The Simplex Algorithm

We have used simple problems to explain linear optimization models and the simplex solution technique. The power of linear programming, however, is in the solution of large scale problems and the key to their solution is the simplex algorithm. When the algorithm has been developed in a rigorous way, the computing effort can be further reduced by programming the algorithm for computers. Large scale problems of resource allocation can tem be formulated and solved at reasonable cost. Without the simplex algorithm and without computers, the solution of large scale problems would be impossible.

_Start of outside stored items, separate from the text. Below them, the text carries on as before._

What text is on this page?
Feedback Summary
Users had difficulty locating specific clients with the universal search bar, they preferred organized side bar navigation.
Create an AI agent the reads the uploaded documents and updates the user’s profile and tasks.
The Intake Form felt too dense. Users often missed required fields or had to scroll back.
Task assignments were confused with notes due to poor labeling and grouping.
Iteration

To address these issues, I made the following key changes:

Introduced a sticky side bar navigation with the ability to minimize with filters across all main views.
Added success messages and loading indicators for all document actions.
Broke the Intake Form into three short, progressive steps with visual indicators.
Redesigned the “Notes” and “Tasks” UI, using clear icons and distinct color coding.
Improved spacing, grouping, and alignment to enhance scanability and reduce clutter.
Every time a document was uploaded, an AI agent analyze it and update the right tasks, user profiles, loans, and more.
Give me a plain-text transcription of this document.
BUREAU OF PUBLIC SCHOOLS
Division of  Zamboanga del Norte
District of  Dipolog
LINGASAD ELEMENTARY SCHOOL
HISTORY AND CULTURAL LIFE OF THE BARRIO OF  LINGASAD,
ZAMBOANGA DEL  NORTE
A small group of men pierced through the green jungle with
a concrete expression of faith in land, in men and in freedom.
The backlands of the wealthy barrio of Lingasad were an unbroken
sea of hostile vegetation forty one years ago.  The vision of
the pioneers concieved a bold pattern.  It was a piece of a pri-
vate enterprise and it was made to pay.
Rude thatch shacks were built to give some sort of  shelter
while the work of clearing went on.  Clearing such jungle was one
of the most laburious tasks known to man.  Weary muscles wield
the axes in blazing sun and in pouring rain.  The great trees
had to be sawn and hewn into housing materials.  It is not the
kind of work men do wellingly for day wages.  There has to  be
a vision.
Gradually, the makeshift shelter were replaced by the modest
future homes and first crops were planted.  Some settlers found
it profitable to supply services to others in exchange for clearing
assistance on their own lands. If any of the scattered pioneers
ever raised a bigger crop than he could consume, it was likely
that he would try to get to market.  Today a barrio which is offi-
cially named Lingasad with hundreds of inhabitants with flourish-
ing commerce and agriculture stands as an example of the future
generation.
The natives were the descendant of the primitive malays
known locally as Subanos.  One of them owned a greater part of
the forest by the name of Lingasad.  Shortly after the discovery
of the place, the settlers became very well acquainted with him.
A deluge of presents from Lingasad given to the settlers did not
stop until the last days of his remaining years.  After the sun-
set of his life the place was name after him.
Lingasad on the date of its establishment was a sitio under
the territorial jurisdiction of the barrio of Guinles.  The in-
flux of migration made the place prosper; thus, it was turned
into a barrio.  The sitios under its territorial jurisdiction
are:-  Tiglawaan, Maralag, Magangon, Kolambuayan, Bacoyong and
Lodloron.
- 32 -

We will now present a more rigorous description of the simplex method. This description is based on an approach for solving several simultaneous linear equations.

In reducing the simplex algorithm to a set of rigorous rules, there is a risk that we may begin to think of it as a mechanical procedure and lose contact with what is being accomplished at each stage of solution. We will try to maintain contact with the meaning of each step by again using the chemical production problem as an example, and by relating our manipulations to the graphic solution shown,

The processing times for each unit of the two products on the mixing machine A and the packaging machine, B, are as follows:

Machine A Machine B
Product (hours/unit) (hours/unit)
Chemical X 2 3
Chemical Y 4 2

For the upcoming two week period, machine A has 80 hours of processing time available B has 60 hours available.

After the addition of the slack variables to account for idle time, our two restricting equations for machine A and B are

2x + 4y + WA = 80 —————-Eq (5)
3x + 2y + WB = 60 ————— Eq (6)

An initial solution to this set of equations is found by setting x = y = 0, which gives WA = 80 and WB = 60. This solution is easy to see, because WA has a coefficient of + 1 in Equation (5) but does not appear in Eq (6) and WB has a coefficient of +1 in Eq (6) but does appear in Eq (5).

The objective function for this problem cam be written as

Z = 60x + 50y + (0) WA + (0) WB ——–Eq (7)

Because idle time contributes nothing to profits or overhead Substituting the limited solution of WA = 80 and WB = 60 into Eq (7) gives

Z – 60x – 50y = (0)80 + (0)60 = 0 —————–Eq (8)

As the corresponding value of the objective function

We can combine Eq (8) with Eq (5) and (6) and write

Z – 60x – 50y= 0 (row 0)

2x + 4y + WA = 80 (row 1)

3 + 2y = WB = 60 (row 2)

Where, all the variables must always be positive. This is the set of initial equations that is associated with the initial solution x = y =0, WA = 80 and WB = 60.

Improving the Initial Solution:

To improve the initial solution, we use the test for optimality. Are there coefficients in the objective function that indicate that Z can be increased? If there are, we know that we substitute a variable in the solution that has a higher contribution rate to the objective function than one of the variables now in the solution. Variables with negative coefficients in row 0 will improve the objective function of they are brought into the solution.

Identifying the entering Variable and Key Column:

Any variable with a negative coefficient in row 0 will improve (increase) the objective function if its value is increased from 0. The following rule is useful in selecting the entering variable.

Rule 1: If there are variables with negative coefficients in row 0, choose the one with the most negative coefficient as the entering variable. If there are no variables with negative coefficients in row 0, the current solution is optimal.

In this example, we choose x as the entering variable according to Rule 1. This choice determines the “direction of change” in the solution.

The coefficients of the entering variable x, — 60 in row 0, 2 in row 1, and 3 in row 2, will play a key role in the computations of the simplex algorithm. Because these coefficients are arranged vertically as a column of numbers in rows 0, 1, and 2, we designate them as the key column.